Around that time, she read an article by illustrator Mark Ryden, in which he discussed the benefits of scanning in his sketches. Mark was then able to “try out umpteen million layouts in one afternoon by essentially just moving elements around in a Photoshop document,” said Judith. “And I was like, ‘Ah! Yes! That’s what I want to do!’ And that’s now what I do.”
She started with the abbreviated version of Photoshop that came with her scanner, and the program provided an immediate revelation.
“I felt like Photoshop was an old friend,” Judith said. “I am the person who pushes every button — so first I destroyed everything, and then I had to fix everything.” She quickly incorporated Photoshop into her artistic workflow.

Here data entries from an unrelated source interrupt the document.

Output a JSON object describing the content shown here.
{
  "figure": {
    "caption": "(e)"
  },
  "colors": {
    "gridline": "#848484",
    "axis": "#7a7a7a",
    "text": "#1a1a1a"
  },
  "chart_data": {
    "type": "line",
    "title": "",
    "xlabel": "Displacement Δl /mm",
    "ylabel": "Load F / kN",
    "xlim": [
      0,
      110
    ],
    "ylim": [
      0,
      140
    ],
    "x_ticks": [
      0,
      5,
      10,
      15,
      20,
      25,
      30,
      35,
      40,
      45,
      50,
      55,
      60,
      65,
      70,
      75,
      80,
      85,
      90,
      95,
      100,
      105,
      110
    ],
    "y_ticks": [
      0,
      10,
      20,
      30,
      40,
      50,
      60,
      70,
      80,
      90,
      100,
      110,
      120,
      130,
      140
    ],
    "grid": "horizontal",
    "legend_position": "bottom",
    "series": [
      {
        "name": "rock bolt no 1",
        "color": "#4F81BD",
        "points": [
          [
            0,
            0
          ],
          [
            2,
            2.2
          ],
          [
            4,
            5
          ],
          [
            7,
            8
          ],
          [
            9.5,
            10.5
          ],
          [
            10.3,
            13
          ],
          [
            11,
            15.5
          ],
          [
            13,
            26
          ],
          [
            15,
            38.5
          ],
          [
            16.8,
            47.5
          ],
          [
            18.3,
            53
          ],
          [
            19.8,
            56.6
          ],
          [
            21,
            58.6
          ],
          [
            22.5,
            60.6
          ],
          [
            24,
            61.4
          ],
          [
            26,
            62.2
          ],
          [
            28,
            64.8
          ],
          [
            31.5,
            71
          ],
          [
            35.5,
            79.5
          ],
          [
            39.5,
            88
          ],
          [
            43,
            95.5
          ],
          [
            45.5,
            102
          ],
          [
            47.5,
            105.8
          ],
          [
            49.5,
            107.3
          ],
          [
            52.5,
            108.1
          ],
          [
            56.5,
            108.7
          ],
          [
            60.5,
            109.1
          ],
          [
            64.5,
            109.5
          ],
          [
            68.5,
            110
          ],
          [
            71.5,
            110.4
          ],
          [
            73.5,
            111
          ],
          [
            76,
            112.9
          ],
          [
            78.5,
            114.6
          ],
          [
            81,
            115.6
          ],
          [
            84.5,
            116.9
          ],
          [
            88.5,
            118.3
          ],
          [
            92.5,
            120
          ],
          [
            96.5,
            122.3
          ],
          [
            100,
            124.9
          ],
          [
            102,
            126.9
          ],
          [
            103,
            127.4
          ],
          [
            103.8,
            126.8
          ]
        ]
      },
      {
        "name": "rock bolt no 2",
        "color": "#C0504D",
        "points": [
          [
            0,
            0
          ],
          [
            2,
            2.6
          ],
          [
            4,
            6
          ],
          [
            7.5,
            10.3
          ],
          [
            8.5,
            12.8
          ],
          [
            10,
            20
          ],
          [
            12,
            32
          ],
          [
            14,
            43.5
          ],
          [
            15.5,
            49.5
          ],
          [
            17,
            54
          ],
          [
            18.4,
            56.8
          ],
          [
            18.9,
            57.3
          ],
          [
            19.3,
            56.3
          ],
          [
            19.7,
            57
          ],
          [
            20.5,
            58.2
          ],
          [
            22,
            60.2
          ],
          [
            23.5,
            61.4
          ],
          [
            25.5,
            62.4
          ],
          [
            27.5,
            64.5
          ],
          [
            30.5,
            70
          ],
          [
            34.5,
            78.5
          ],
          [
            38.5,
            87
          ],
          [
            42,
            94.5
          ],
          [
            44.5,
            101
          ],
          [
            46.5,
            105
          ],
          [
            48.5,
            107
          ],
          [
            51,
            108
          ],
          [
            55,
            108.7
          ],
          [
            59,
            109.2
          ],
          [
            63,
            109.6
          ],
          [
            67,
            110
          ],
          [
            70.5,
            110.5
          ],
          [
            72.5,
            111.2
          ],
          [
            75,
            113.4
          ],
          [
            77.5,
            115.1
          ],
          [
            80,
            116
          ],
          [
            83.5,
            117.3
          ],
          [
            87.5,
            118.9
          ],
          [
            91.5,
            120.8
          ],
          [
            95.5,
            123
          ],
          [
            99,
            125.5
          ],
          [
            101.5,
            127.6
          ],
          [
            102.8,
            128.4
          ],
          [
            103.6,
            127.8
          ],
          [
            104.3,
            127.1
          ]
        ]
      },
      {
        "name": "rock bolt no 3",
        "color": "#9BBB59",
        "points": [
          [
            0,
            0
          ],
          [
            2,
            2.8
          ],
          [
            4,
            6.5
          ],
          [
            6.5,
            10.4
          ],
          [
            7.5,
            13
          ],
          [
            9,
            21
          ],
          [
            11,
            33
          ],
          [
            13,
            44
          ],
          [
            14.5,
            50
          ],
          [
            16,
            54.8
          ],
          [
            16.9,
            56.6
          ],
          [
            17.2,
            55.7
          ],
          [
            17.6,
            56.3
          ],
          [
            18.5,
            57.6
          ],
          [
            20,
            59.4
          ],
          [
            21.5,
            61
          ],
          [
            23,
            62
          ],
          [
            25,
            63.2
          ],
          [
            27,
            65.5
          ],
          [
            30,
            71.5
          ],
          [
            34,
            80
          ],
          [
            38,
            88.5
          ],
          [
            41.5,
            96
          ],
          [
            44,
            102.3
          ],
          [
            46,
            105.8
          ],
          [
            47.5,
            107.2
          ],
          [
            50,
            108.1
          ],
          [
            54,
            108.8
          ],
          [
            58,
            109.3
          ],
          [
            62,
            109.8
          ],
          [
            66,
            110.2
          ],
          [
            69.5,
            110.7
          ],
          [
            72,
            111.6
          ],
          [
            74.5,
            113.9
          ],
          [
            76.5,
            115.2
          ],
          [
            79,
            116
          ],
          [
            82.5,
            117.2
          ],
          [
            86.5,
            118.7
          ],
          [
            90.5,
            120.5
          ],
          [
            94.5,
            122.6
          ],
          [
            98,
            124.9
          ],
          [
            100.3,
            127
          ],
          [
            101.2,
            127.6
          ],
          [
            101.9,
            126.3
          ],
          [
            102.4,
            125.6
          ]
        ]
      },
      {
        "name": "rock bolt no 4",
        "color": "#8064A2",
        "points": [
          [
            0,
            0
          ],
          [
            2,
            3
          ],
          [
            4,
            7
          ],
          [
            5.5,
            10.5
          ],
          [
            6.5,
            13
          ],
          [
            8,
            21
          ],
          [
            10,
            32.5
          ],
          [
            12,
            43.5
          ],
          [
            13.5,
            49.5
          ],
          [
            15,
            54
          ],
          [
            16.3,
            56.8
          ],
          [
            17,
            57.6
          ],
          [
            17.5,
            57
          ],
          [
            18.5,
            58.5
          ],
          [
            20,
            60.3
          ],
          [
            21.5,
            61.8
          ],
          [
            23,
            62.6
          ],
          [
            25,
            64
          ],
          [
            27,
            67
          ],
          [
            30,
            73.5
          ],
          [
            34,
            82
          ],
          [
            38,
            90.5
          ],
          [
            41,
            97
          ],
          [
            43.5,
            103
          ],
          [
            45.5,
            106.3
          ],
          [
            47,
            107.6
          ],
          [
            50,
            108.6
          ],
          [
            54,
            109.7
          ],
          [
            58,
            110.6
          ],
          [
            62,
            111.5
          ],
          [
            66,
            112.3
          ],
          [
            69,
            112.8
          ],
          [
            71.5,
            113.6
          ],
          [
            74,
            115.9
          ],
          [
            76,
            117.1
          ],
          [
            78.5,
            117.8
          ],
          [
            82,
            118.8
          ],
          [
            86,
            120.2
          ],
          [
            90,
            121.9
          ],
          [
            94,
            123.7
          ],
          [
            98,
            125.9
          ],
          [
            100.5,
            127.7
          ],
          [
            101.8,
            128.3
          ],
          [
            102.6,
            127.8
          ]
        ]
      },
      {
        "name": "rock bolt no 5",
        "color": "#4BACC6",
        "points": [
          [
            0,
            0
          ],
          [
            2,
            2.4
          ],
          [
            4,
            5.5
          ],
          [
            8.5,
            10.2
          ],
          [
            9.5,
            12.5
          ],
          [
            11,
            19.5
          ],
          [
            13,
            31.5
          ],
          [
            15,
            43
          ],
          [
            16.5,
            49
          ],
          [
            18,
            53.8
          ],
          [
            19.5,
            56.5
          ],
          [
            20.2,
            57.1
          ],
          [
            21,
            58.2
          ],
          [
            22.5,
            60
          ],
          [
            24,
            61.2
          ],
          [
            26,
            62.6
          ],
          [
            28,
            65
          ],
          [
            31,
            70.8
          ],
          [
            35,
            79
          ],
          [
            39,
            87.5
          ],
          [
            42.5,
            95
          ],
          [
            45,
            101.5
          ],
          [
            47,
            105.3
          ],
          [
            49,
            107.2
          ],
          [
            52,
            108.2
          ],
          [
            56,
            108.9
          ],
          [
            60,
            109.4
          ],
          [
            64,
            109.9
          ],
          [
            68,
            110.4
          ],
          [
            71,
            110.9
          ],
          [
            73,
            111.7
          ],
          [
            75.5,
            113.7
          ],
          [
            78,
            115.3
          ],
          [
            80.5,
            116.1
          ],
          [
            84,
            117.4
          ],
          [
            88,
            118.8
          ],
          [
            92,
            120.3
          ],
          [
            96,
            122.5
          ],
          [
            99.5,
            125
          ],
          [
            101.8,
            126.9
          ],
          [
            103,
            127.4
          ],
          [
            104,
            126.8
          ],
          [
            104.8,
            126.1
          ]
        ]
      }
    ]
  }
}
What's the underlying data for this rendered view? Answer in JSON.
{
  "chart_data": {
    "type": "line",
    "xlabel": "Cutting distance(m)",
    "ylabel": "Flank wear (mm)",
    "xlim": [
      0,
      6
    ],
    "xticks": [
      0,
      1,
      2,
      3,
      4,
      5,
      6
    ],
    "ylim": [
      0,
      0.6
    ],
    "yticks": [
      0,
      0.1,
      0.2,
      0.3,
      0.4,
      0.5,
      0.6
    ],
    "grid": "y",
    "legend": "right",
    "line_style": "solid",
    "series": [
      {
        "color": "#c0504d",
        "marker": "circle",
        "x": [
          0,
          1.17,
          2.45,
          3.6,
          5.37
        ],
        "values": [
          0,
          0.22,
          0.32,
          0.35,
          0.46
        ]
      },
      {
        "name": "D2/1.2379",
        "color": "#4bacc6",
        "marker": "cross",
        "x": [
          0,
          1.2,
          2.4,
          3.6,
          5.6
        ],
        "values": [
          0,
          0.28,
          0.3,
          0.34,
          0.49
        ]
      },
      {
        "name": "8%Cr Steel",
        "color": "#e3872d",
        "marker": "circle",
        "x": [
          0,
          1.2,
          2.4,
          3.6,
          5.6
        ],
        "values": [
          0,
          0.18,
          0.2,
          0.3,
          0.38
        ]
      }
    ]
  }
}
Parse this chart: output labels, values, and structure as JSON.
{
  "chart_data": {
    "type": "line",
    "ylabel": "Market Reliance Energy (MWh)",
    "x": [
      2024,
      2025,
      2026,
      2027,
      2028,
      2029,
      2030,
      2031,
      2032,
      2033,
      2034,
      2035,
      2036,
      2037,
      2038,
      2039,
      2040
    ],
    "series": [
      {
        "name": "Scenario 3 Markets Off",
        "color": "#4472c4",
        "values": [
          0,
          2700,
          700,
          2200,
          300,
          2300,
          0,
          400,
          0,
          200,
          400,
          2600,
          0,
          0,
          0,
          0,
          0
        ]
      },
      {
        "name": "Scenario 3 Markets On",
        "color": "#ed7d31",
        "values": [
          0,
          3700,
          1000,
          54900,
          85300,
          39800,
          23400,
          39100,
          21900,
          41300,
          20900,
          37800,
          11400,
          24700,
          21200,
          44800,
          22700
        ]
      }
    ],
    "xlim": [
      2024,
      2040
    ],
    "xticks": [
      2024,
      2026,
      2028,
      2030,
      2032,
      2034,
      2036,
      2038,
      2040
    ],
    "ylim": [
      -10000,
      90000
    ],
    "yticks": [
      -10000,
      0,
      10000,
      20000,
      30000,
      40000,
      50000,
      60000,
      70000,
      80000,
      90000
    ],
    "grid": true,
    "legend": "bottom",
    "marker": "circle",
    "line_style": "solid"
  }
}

“I’ll tell you what, I really love Adobe Photoshop — it changed my whole way of thinking about art in a very, very positive way,” she said. “I always feel bad for people who are intimidated by it. It’s incredibly user-friendly if you’re an artist. I feel like it must have been made by artists for artists.”
The balance between specificity and universality in Judith’s work strikes at the core of the vulnerability surrounding the visibility — or invisibility — of the female form, especially as flawed or aging.
“I’ve struggled with my body image, as have many, many, many people before me,” she said, “and I think that comes out in my work.” Her figures often have visible veins beneath the skin or exaggerated features — an emphasis on natural aspects of the body that women are often pressured to conceal — and she describes them as an effort to express the discrepancy between “what we see and what we think about human bodies.”
“Child Bride” (2001) features one of Judith’s many lone, supine figures, in this case a young woman regurgitating a stream of flowers into a puddle of bile — a kind of visceral retake on the concept of the “deflowering” that would follow the marriage alluded to in the title. Her eyes are rolled up, and a network of delicate blue veins are visible through the translucent skin of her face and neck. Judith’s subjects often seem caught in a struggle between their own sanctity of self and the demands of greater, outside forces acting upon them.
“They’re not me,” she says of her figures, “they’re like the proxy, doll version of me, and I want them to be better than me, and more beautiful than me, to compensate for my body and face dysmorphia.”
“But I can’t make them too pretty,” she laughs, “because then I can’t identify with them anymore!”